ROCHESTER, N.Y. — The RIT Tigers and the Oswego Lakers first met on January 13, 1965, with the Lakers winning 11-0. Oswego came to dominate the series in the early days, winning the first 22 games between the two teams. Finally, on December 4, 1982, RIT broke through, finally defeating Oswego 4-2. Since then, RIT has carried the series, 35-25-4.
Tonight marked the 77th and final meeting between these two teams, and Oswego hailed back to the early days of the rivalry, defeating RIT 4-2.
“The game was kind of a funny one,” said RIT coach Wayne Wilson. “Oswego was the better team, and won. But the game had a lull in it. It wasn’t the intense kind of game that it has been in the past.”
RIT got onto the scoreboard first, with a power play goal at 7:26. After moving the puck around the perimeter well, RIT’s Matt Smith fed the puck from the top of the right faceoff circle to Jesse Newman at the far post, and Newman redirected the puck past Oswego goaltender Ryan Scott.
At that point in the period, RIT held a 5-1 shots-on-goal advantage and was carrying play territorially. But Oswego kept plugging along and took advantage of an opportunity just over a minute later to tie the game. Francois Gagnon carried the puck across the RIT blue line and sent a weak wrist shot towards the RIT net that deflected off the skate of a Tiger defender and rolled across the goal line at 8:55.
That gave Oswego a jump emotionally, and the Lakers carried play from then on. Oswego took the lead at 15:20 when Matt Whitehead flipped home a rebound when RIT goaltender Jocelyn Guimond was down and out at the far side of the net.
“Our key players were poor, to say the least,” said Wilson. “Our second-line players were good, but our ‘A’ players were not.”
The Lakers weren’t done for the period, as they chipped in another at 19:17. Kyle McCutcheon carried the puck down the left side of the ice into the RIT zone. Although McCutcheon was marked by an RIT defender, he got off a hard wrist shot that Guimond tagged with his glove. However, the puck had enough momentum to blast through Guimond’s glove and bounce across the goal line to give Oswego a 3-1 lead at the end of the first period.
“Jocelyn fought the puck a little bit tonight,” said Wilson. “Maybe we have been spoiled by his good play so far this season, but he wasn’t at his best tonight.”
Early in the second period, Peter Magagna hit RIT’s Bobby Raymond from behind, earning a five-minute major penalty. RIT built momentum through the resulting power play, also taking advantage of a full two minutes of 5-on-3 advantage, to pour seven shots on the Oswego net. However, netminder Scott was up to the task and kept RIT from narrowing the deficit.
Following the end of the power play, the remainder of the period was just endless minutes of blah. Neither team really showed emotion or flash, only garnering a total of six shots between them in over 10 minutes of play. The second period ended with Oswego maintaining its 3-1 lead.
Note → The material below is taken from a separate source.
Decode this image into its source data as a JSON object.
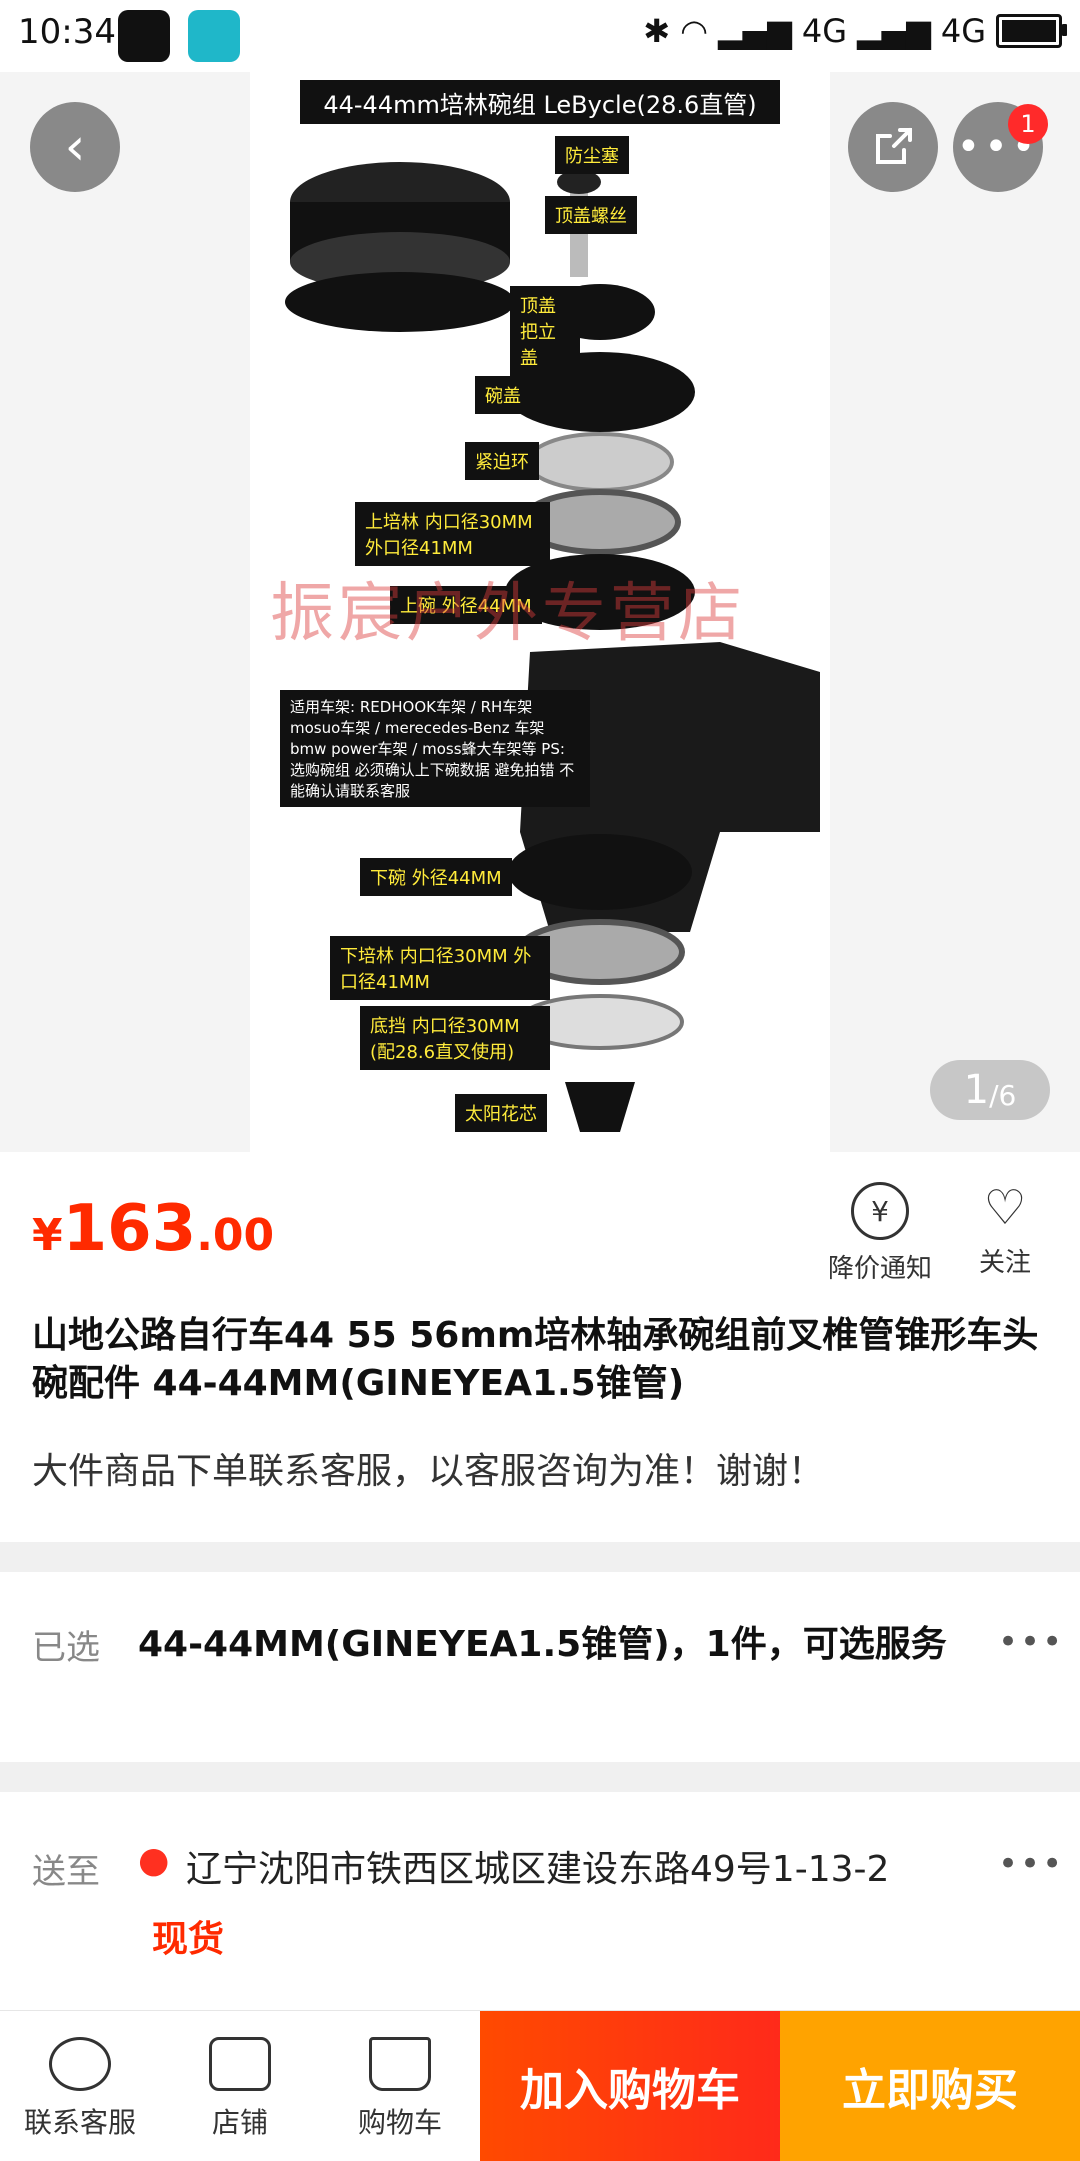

The uninspired play continued during the opening half of the third period, as Oswego seemed content to prevent RIT from gaining scoring opportunities. The Lakers didn’t notch their first shot on goal in the third period until the 10:05 mark while enjoying a 5-on-3 power play.
RIT got two straight power plays starting at the 12:10 mark, and finally put sustained pressure on the Oswego net. That paid dividends at 16:36 when Steve Farrer poked in a goal off a scramble in front of the Oswego net to narrow the Lakers’ lead to 3-2.
The goal lit a fire under the Tigers, the first real spark of the night, and RIT pulled its goaltender with 1:37 remaining to attempt to tie the game. However just eight seconds later Jocelyn Dubord won a footrace to a puck lying at the RIT blue line and swatted home an empty-net goal to seal the Laker victory.
RIT coach Wayne Wilson pulled the goaltender again with a minute remaining in the period, but neither team scored again.